Observing binary neutron star subpopulations with the Einstein Telescope
Alexandre Toubiana, Irina Dvorkin
TL;DR
The paper addresses how future gravitational-wave detectors, notably the Einstein Telescope, can identify and characterize multiple binary neutron star subpopulations with distinct formation channels. It develops a two-component population model (heavy and light) with different delay-time distributions, and uses hierarchical Bayesian inference on mock ET catalogs to assess the detectability of bimodal mass distributions and redshift evolution. The results indicate that hundreds to thousands of detections are sufficient to establish bimodality in the total mass and to disentangle the redshift distributions for moderate delay indices, with larger samples needed for steeper delays.

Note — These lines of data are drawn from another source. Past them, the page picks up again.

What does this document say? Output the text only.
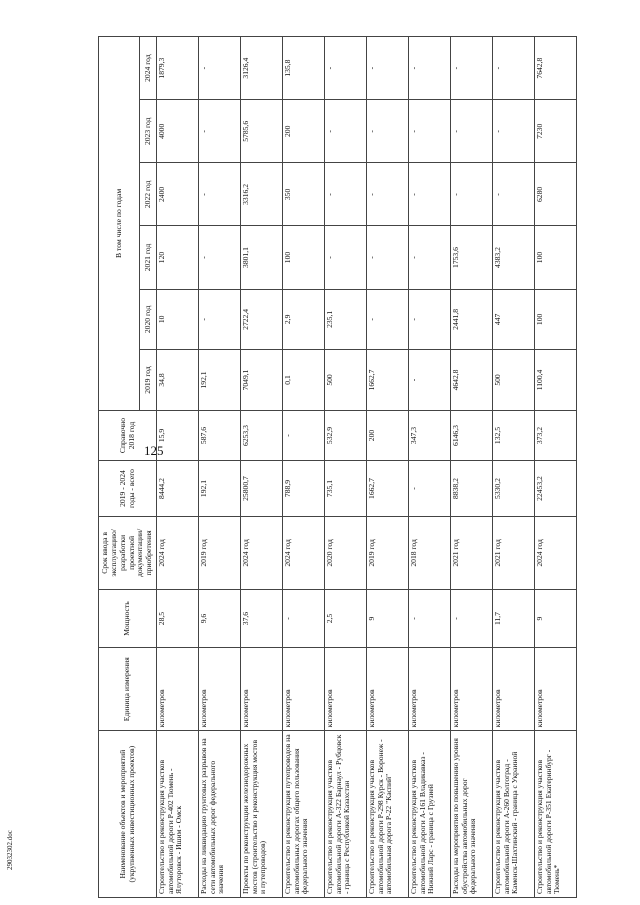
125
29032302.doc	Наименование объектов и мероприятий (укрупненных инвестиционных проектов)	Единица измерения	Мощность	Срок ввода в эксплуатацию/ разработки проектной документации/ приобретения	2019 - 2024 годы - всего	Справочно 2018 год	В том числе по годам					
						2019 год	2020 год	2021 год	2022 год	2023 год	2024 год
Строительство и реконструкция участков автомобильной дороги Р-402 Тюмень - Ялуторовск - Ишим - Омск	километров	28,5	2024 год	8444,2	15,9	34,8	10	120	2400	4000	1879,3
Расходы на ликвидацию грунтовых разрывов на сети автомобильных дорог федерального значения	километров	9,6	2019 год	192,1	587,6	192,1	-	-	-	-	-
Проекты по реконструкции железнодорожных мостов (строительство и реконструкция мостов и путепроводов)	километров	37,6	2024 год	25800,7	6253,3	7049,1	2722,4	3801,1	3316,2	5785,6	3126,4
Строительство и реконструкция путепроводов на автомобильных дорогах общего пользования федерального значения	километров	-	2024 год	788,9	-	0,1	2,9	100	350	200	135,8
Строительство и реконструкция участков автомобильной дороги А-322 Барнаул - Рубцовск - граница с Республикой Казахстан	километров	2,5	2020 год	735,1	532,9	500	235,1	-	-	-	-
Строительство и реконструкция участков автомобильной дороги Р-298 Курск - Воронеж - автомобильная дорога Р-22 "Каспий"	километров	9	2019 год	1662,7	200	1662,7	-	-	-	-	-
Строительство и реконструкция участков автомобильной дороги А-161 Владикавказ - Нижний Ларс - граница с Грузией	километров	-	2018 год	-	347,3	-	-	-	-	-	-
Расходы на мероприятия по повышению уровня обустройства автомобильных дорог федерального значения	километров	-	2021 год	8838,2	6146,3	4642,8	2441,8	1753,6	-	-	-
Строительство и реконструкция участков автомобильной дороги А-260 Волгоград - Каменск-Шахтинский - граница с Украиной	километров	11,7	2021 год	5330,2	132,5	500	447	4383,2	-	-	-
Строительство и реконструкция участков автомобильной дороги Р-351 Екатеринбург - Тюмень*	километров	9	2024 год	22453,2	373,2	1100,4	100	100	6280	7230	7642,8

This work demonstrates the potential of ET to illuminate BNS formation pathways (e.g., short-delay case BB channels) and emphasizes practical limits related to computational resources and model assumptions.
Abstract
The formation channels of binary neutron stars (BNSs) remain uncertain. The detection of GW190425 by LIGO/Virgo/KAGRA (LVK) suggests a subpopulation of massive BNSs, possibly formed through unstable "case BB" mass transfer with short merger delays. We investigate whether next-generation detectors such as the Einstein Telescope (ET) can identify and characterise such subpopulations. Using the latest LVK constraints on the BNS merger rate, we generate mock ET catalogues containing a mixture of light and heavy subpopulations. The redshift distribution of each subpopulation is modeled as the convolution of the cosmic star formation rate with a time-delay distribution: heavy BNSs have fixed short delays, while light BNSs follow power-law delays with indices -0.5,-1,-1.5. Hierarchical Bayesian analyses are then performed on catalogues of 100-5,000 events. With hundreds of detections from ET, we will be able to establish that the total mass distribution is bimodal. A few thousand events are sufficient to disentangle the redshift distributions of the two subpopulations for moderate time-delay indices (-0.5 or -1). For steeper indices (-1.5), the differences are more subtle, requiring larger catalogues, beyond what we could explore given our computational resources. Next-generation detectors should enable the detection of multiple BNS subpopulations and their redshift evolution, providing valuable insight into their formation pathways.